Architect K K Durraj who designed nearly half the major warehouses in Bhiwandi persuaded the Devendra Fadnavis government to regularise some of the illegal ones and provide a commitment to turn the region into a logistics hub.
Interestingly the present Floor Space Index that the government has allowed for warehouses is 0.1 which means that on a 100 sq ft plot a developer can build only 10 sq ft of space. Inspite of the insistence of local developers that the proposal should be eased the state government which wants to develop the area as a logistics hub is still dilly-dallying.
“The Chief Minister has promised to look into the issues of the cities development. However what can you say about the state’s commitment to the city when you see that a city which provides so much revenue to the exchequer still does not have direct rail connectivity to Mumbai,” K K Durraj CMD of KK and Associates said.

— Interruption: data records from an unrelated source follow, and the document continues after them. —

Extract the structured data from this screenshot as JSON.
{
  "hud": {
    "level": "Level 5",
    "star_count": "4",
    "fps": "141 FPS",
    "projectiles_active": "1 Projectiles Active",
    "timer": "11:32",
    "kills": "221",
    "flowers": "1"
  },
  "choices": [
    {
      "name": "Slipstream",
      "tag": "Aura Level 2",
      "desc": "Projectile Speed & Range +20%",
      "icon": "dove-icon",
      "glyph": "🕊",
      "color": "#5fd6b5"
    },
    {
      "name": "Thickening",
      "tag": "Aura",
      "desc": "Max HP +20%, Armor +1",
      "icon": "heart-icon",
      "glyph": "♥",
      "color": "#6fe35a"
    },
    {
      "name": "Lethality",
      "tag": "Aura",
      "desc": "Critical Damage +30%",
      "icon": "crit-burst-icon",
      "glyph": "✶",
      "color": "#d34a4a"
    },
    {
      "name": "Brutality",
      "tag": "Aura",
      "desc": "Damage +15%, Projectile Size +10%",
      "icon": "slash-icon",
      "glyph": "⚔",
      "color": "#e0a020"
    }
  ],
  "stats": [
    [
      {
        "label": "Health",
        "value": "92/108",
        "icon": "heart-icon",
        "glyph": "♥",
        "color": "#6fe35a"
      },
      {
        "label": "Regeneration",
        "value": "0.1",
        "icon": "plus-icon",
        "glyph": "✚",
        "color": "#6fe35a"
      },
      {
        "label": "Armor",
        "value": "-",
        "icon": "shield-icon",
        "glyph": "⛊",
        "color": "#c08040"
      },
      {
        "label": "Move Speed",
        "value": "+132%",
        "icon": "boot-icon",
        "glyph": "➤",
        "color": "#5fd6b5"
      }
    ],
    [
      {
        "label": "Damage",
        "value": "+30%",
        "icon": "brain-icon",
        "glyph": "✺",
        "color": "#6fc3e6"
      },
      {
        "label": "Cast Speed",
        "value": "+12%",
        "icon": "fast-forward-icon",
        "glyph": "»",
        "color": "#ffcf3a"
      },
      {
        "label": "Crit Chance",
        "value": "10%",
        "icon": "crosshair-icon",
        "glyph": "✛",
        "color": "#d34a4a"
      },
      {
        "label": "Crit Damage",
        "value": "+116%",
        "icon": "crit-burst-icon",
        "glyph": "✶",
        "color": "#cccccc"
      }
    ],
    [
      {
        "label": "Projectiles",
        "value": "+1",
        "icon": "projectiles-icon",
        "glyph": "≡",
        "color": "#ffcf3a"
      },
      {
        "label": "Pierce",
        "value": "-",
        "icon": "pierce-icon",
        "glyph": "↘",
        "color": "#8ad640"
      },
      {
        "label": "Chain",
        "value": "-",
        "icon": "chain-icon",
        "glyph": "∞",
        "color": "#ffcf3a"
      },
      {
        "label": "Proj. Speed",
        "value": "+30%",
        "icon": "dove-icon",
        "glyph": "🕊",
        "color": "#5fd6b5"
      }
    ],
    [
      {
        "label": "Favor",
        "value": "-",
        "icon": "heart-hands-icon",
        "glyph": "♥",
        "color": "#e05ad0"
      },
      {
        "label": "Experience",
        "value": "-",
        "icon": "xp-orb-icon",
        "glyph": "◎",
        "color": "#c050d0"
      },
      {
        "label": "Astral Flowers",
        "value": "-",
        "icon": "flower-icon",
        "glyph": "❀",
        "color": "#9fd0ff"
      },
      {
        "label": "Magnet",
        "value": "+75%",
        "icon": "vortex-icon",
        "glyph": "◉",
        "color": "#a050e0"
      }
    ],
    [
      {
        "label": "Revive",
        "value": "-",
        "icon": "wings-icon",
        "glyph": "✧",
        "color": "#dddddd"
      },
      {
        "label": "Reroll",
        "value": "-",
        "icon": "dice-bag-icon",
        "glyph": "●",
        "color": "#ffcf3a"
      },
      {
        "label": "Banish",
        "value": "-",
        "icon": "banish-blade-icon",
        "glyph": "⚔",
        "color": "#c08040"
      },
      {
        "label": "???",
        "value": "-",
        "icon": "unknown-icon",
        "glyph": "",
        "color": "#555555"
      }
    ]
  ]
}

Inspite of the government’s visible neglect, Bhiwandi and its outskirts seem to be teeming with people ferried in hundreds of buses to the local warehouses to pack and ship goods.
Many of these warehouses have impromptu fruit and vegetable markets set up outside the warehouses to cater to the largely women workers who work in eight-hour shifts and come as far away as Lonavala and Vasai.
With the proliferation of these warehouses, working conditions are poor. Huge trucks ferrying goods jostle for space on crumbling roads with workers coming in and out of warehouses.
“It is scary some at times travelling within the warehouse with trucks travelling on patchy roads. We have heard that the government is planning to develop these areas. We hope it does before someone loses their life,”says Vandana Pawar a resident of Vashi who works in one of the warehouses.